Kyokan is a Japanese word that translates to "feel-one". Because I have a love for so many things Japanese, when I was looking for a business name that conveyed my focus on communicating "empathy' as a foundation for promoting healing, growth and loving connection, I began by looking for Japanese words that mean "empathic" or "empathetic". Kyokan was the word that came up.
It's a bit of an obscure term and my computer's spell checker (and google) both want to replace it with "ryokan", a traditional Japanese inn, every time I type the word. The most prominent use of "kyokan" was the "kyokan method" proposed by Masao Kawai, a Japanese primatologist. In his book, 'Life of Japanese Monkeys" (1969), Kawai proposed that primatology researchers needed to cultivate feelings of mutual relationship and attachment for their subjects. Through shared experiences and a willingness to cultivate a deep connection, a true sense of knowing the 'other' develops. This method seems much like qualitative field research in the social sciences.
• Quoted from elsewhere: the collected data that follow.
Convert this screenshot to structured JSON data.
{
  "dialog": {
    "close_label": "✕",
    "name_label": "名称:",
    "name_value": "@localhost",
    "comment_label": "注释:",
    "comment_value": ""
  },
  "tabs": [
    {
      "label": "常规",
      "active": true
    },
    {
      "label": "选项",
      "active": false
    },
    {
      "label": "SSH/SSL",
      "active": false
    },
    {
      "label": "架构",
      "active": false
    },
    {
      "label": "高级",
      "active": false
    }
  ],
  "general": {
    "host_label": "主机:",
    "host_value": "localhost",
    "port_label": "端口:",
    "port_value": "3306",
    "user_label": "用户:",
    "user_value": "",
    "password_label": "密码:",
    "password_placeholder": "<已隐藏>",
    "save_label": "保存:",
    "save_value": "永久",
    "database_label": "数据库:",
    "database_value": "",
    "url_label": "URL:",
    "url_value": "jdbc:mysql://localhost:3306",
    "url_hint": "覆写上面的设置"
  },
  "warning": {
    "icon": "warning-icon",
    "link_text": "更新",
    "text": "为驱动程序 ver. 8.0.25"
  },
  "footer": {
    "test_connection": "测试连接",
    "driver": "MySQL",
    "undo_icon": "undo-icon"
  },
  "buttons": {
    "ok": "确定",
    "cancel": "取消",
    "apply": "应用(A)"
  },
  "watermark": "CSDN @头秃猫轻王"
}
The social science researcher becomes immersed in the real worlds of their subjects and develops a deep understanding for the truth of their experience, from their subject's perspective, validating the experience of how that perspective might have been created or adopted, without judgement, whether or not you personally agree with it or approve of it for your life. In this way, "kyokan" meets my needs.
In all "helper" relationships (between parents and children, teachers and students, and therapists and clients of any age) the first step to being able to "help" is developing a genuine understanding and respect for the experience, perspective and uniqueness of the other in order to create the necessary relational foundation for guiding, partnering and nurturing healing or growth. Research shows that the quality of the helper relationship is the most significant determining factor in whether or not the child, student or client experiences "success", however that is defined in each context. Simply put, the quality of the relationship has more of an impact on the growth and development of the "other" than any other factor.